Реми закрыл глаза, убаюканный покачиванием машины. А если совсем честно? Потворствовал ли он сам своему параличу? Трудно ответить. Его ноги никогда не были до конца мертвы. Только ему казалось, они никогда больше не смогут его держать. Когда его пытались поставить на ноги, в его голове что-то со свистом взрывалось, все плыло перед глазами, и он оседал как ватный в руках, которые его поддерживали. Вероятно, обреченные на казнь так же виснут на руках своих палачей. Понадобился взгляд этого толстого человека, Мильсандье… «А если бы я только захотел, — подумал Реми. — Если бы я захотел вспомнить…» Его охватило странное волнение, как будто он испугался… побоялся вспомнить. Он так же не решался обратиться к своему прошлому, как не рискнул бы шагнуть один в темноту. Сразу возникало ужасное ощущение опасности… У него перехватывало дыхание. Он задыхался. Однако теперь он мог себе признаться, что всегда был зачарован своим странным прошлым, отдаленно напоминающим подземелье без выхода. Никогда у него не хватит смелости углубиться в этот мрачный и полный опасностей мир тишины.

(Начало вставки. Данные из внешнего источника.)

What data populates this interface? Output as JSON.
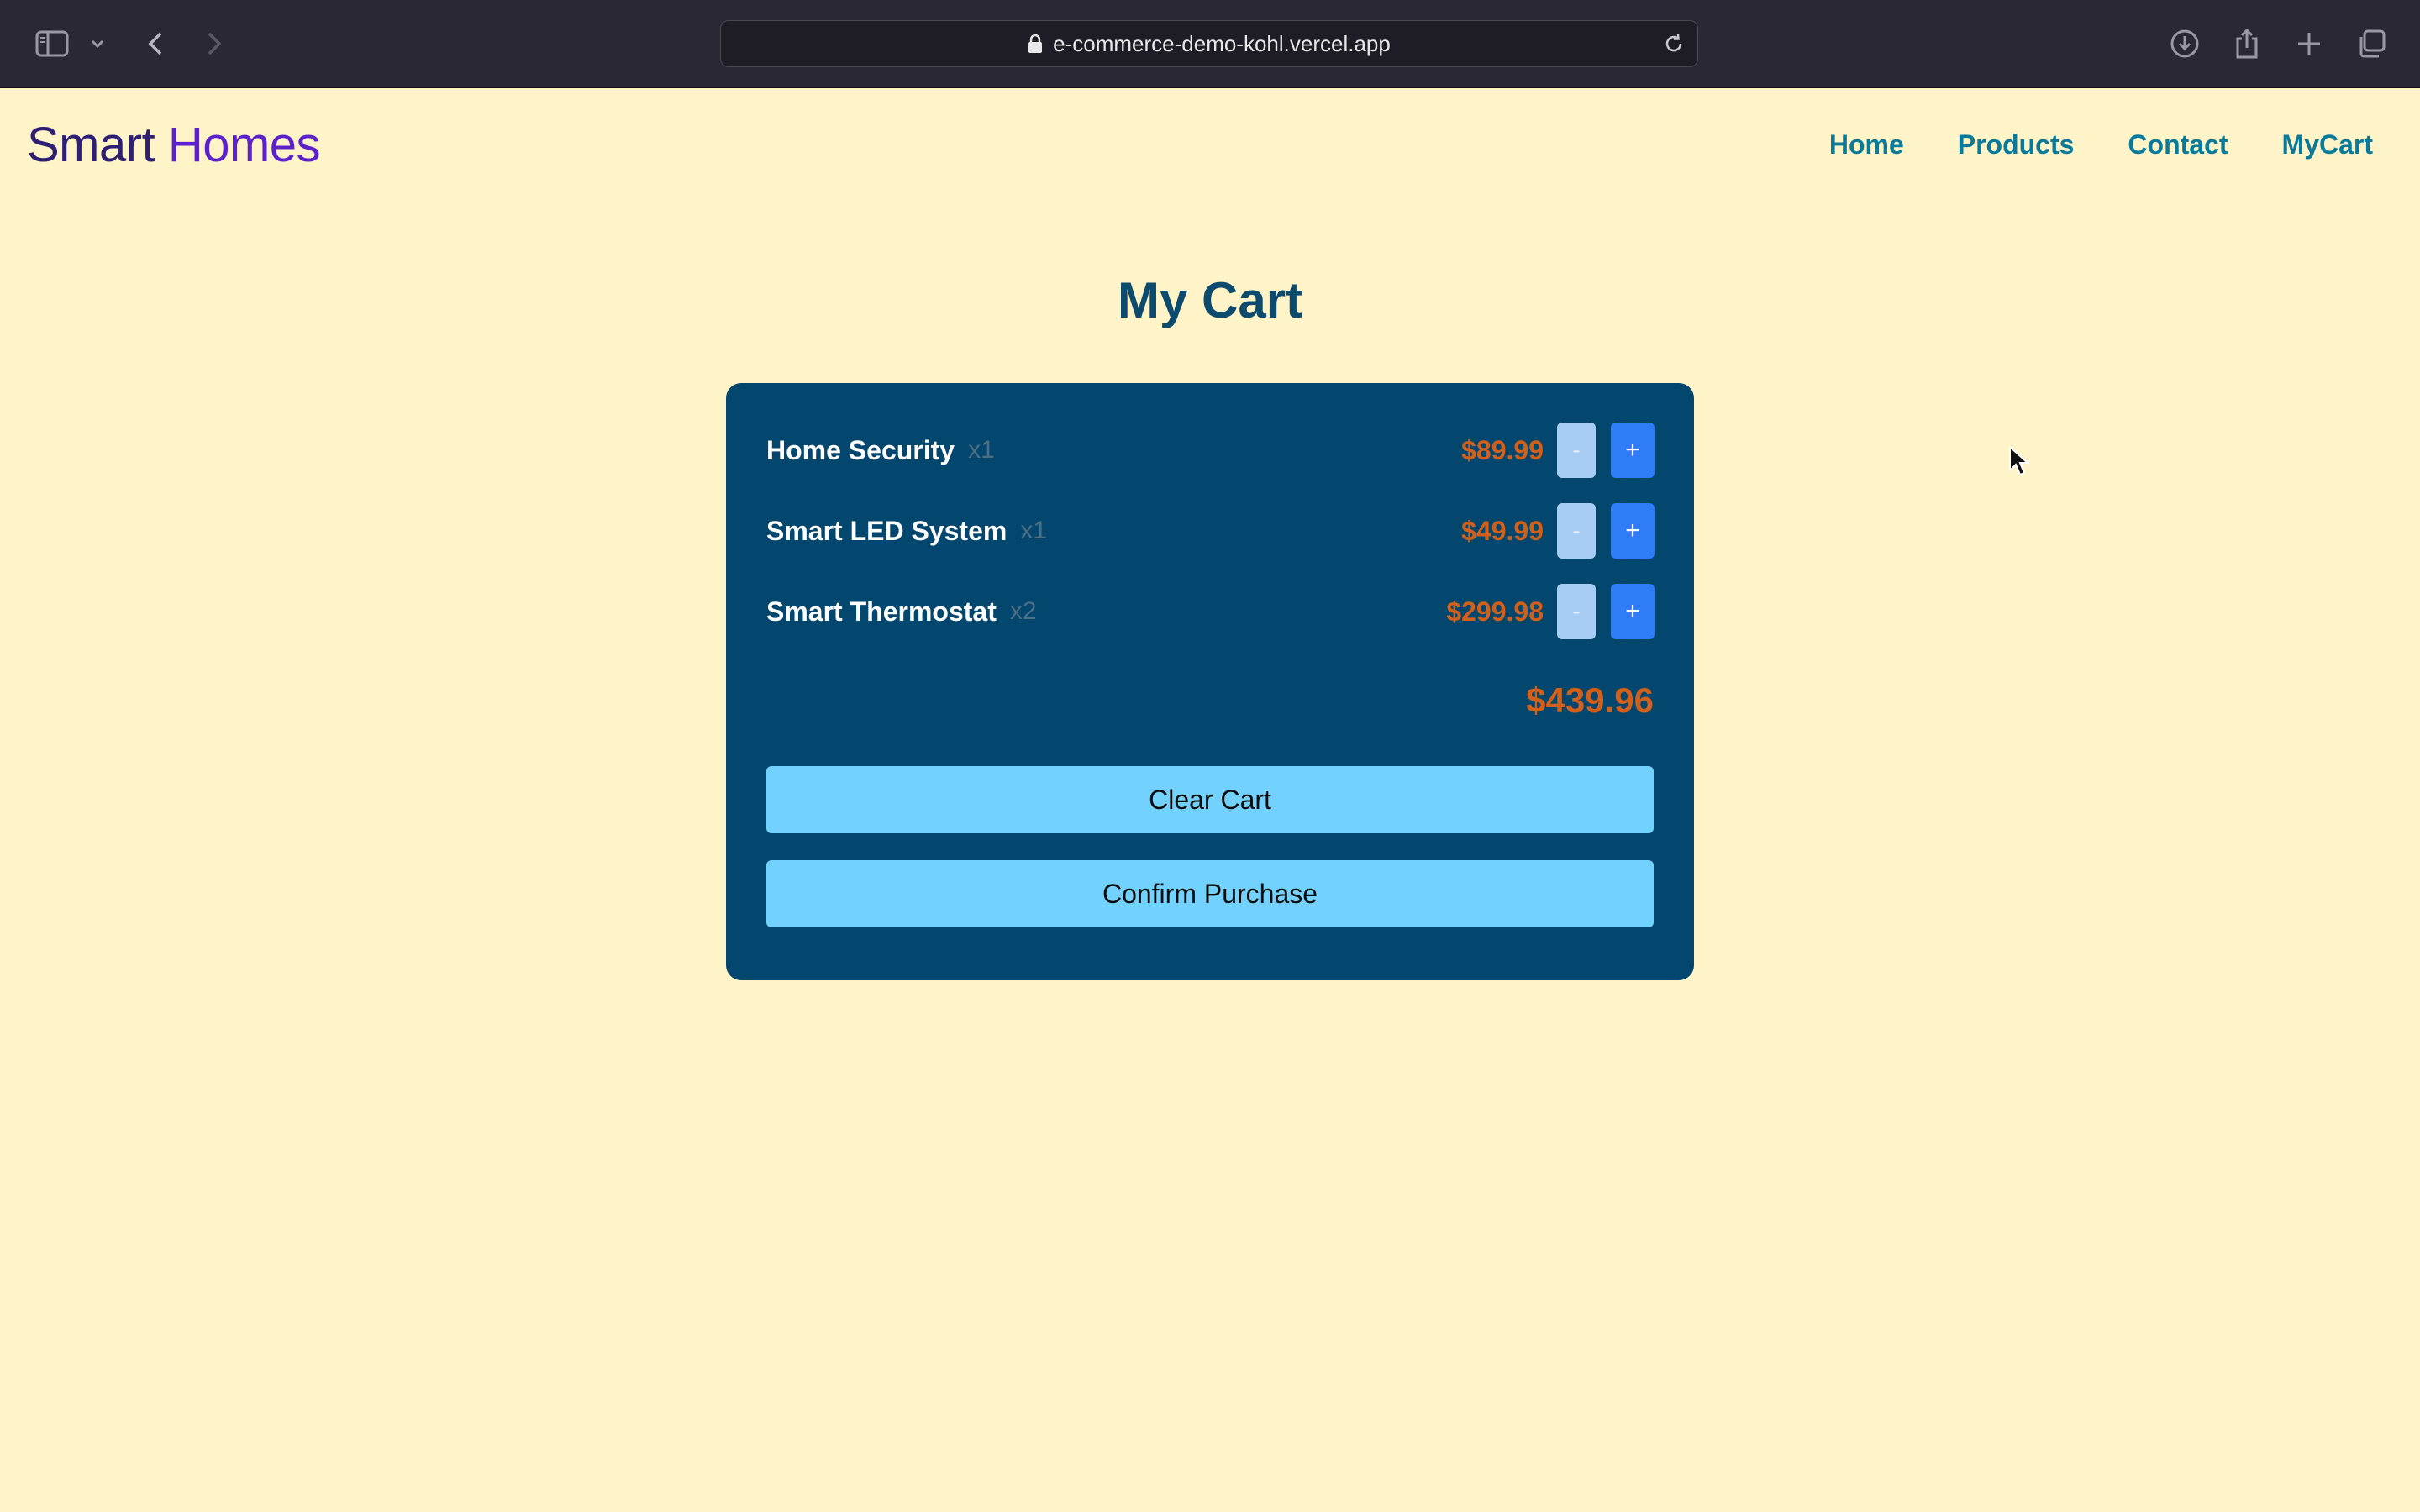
{
  "browser": {
    "url": "e-commerce-demo-kohl.vercel.app"
  },
  "site": {
    "title_word1": "Smart",
    "title_word2": "Homes"
  },
  "nav": {
    "items": [
      {
        "label": "Home"
      },
      {
        "label": "Products"
      },
      {
        "label": "Contact"
      },
      {
        "label": "MyCart"
      }
    ]
  },
  "page": {
    "title": "My Cart"
  },
  "cart": {
    "items": [
      {
        "name": "Home Security",
        "qty": "x1",
        "price": "$89.99"
      },
      {
        "name": "Smart LED System",
        "qty": "x1",
        "price": "$49.99"
      },
      {
        "name": "Smart Thermostat",
        "qty": "x2",
        "price": "$299.98"
      }
    ],
    "minus_label": "-",
    "plus_label": "+",
    "total": "$439.96",
    "clear_label": "Clear Cart",
    "confirm_label": "Confirm Purchase"
  },
  "colors": {
    "background": "#fff3c8",
    "card": "#03476e",
    "price": "#d2601a",
    "nav_link": "#0a7a9a",
    "action_button": "#73d2fd",
    "plus_button": "#2f7df6",
    "minus_button": "#a8cdf5"
  }
}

Думая, что он заснул, Клементина заботливо накрыла его ноги пледом, и Реми яростно лягнул ногой.
— Да отстаньте же от меня, наконец! Две минуты нельзя побыть одному!

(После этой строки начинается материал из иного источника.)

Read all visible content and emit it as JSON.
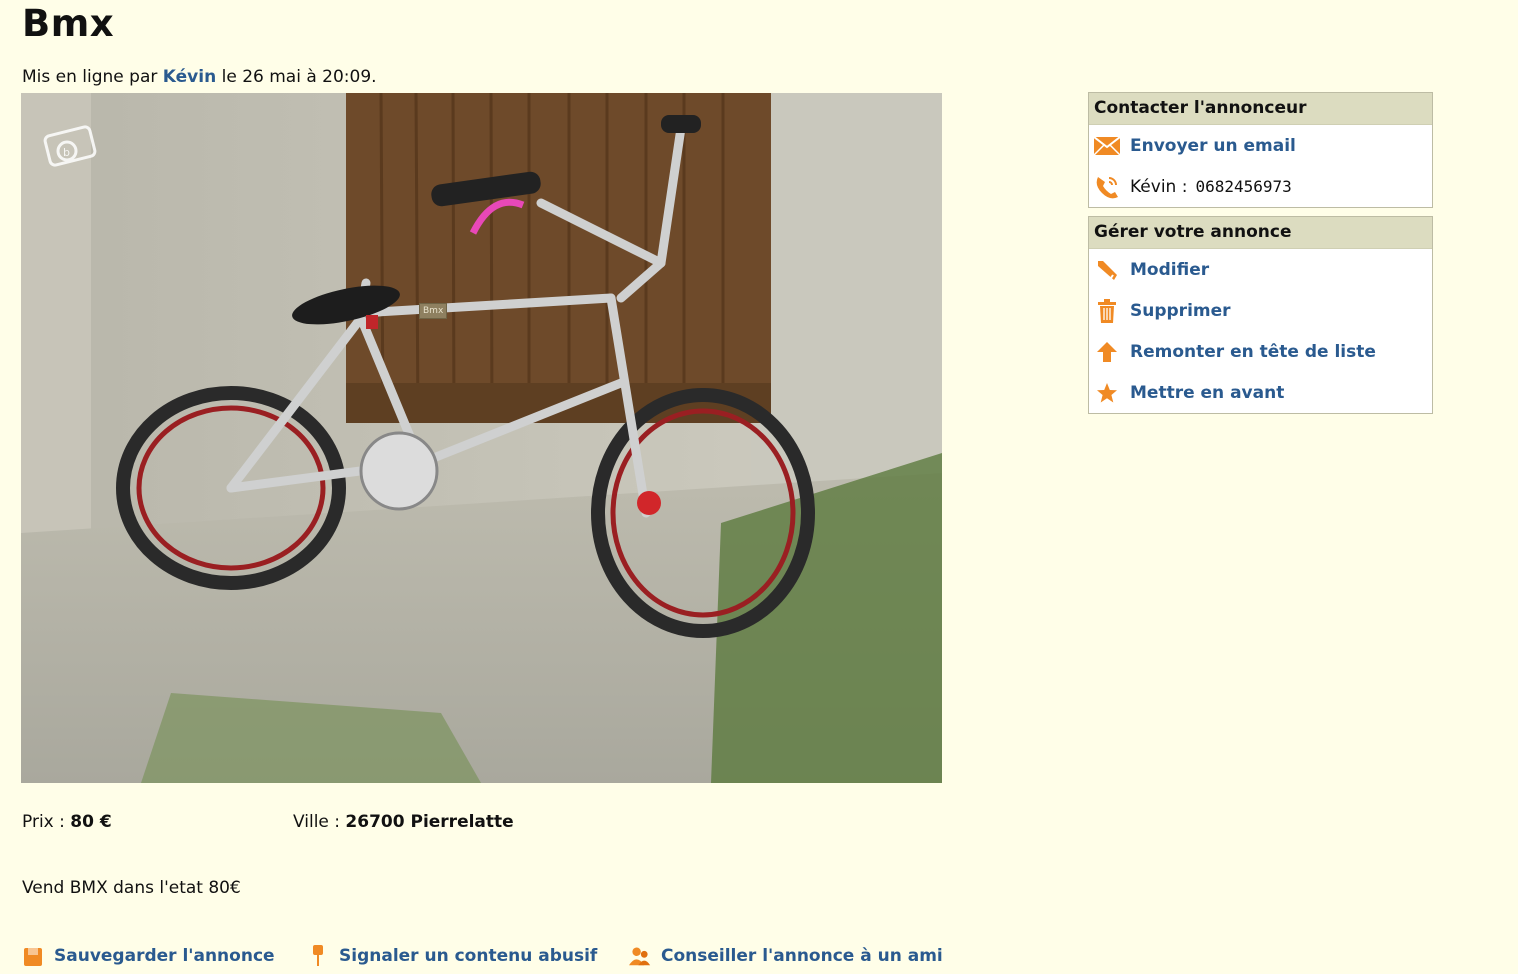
{
  "ad": {
    "title": "Bmx",
    "posted_prefix": "Mis en ligne par",
    "author": "Kévin",
    "posted_suffix": "le 26 mai à 20:09.",
    "photo_tag": "Bmx",
    "price_label": "Prix :",
    "price_value": "80 €",
    "city_label": "Ville :",
    "city_value": "26700 Pierrelatte",
    "description": "Vend BMX dans l'etat 80€"
  },
  "footer_actions": [
    {
      "label": "Sauvegarder l'annonce",
      "icon": "save-icon"
    },
    {
      "label": "Signaler un contenu abusif",
      "icon": "pin-icon"
    },
    {
      "label": "Conseiller l'annonce à un ami",
      "icon": "friends-icon"
    }
  ],
  "contact_box": {
    "header": "Contacter l'annonceur",
    "email_label": "Envoyer un email",
    "phone_name": "Kévin :",
    "phone_number": "0682456973"
  },
  "manage_box": {
    "header": "Gérer votre annonce",
    "items": [
      {
        "label": "Modifier",
        "icon": "pencil-icon"
      },
      {
        "label": "Supprimer",
        "icon": "trash-icon"
      },
      {
        "label": "Remonter en tête de liste",
        "icon": "arrow-up-icon"
      },
      {
        "label": "Mettre en avant",
        "icon": "star-icon"
      }
    ]
  },
  "colors": {
    "background": "#fffee8",
    "link": "#2a5a8f",
    "icon_orange": "#f08a24",
    "box_header": "#dcdcc0"
  }
}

Он пытался вновь ухватить нить своих рассуждений, наконец отказался от этого и со злобой посмотрел на дядину спину. Один! Да он никогда и не переставал быть один. Его баловали, холили, лелеяли, как маленького зверька, предмет роскоши. Поинтересовался ли хоть разок кто-либо из окружающих, кто же такой этот Реми, чего он хочет?
— Двадцать минут шестого, — сказал дядя. — В среднем мы ехали со скоростью восемьдесят километров.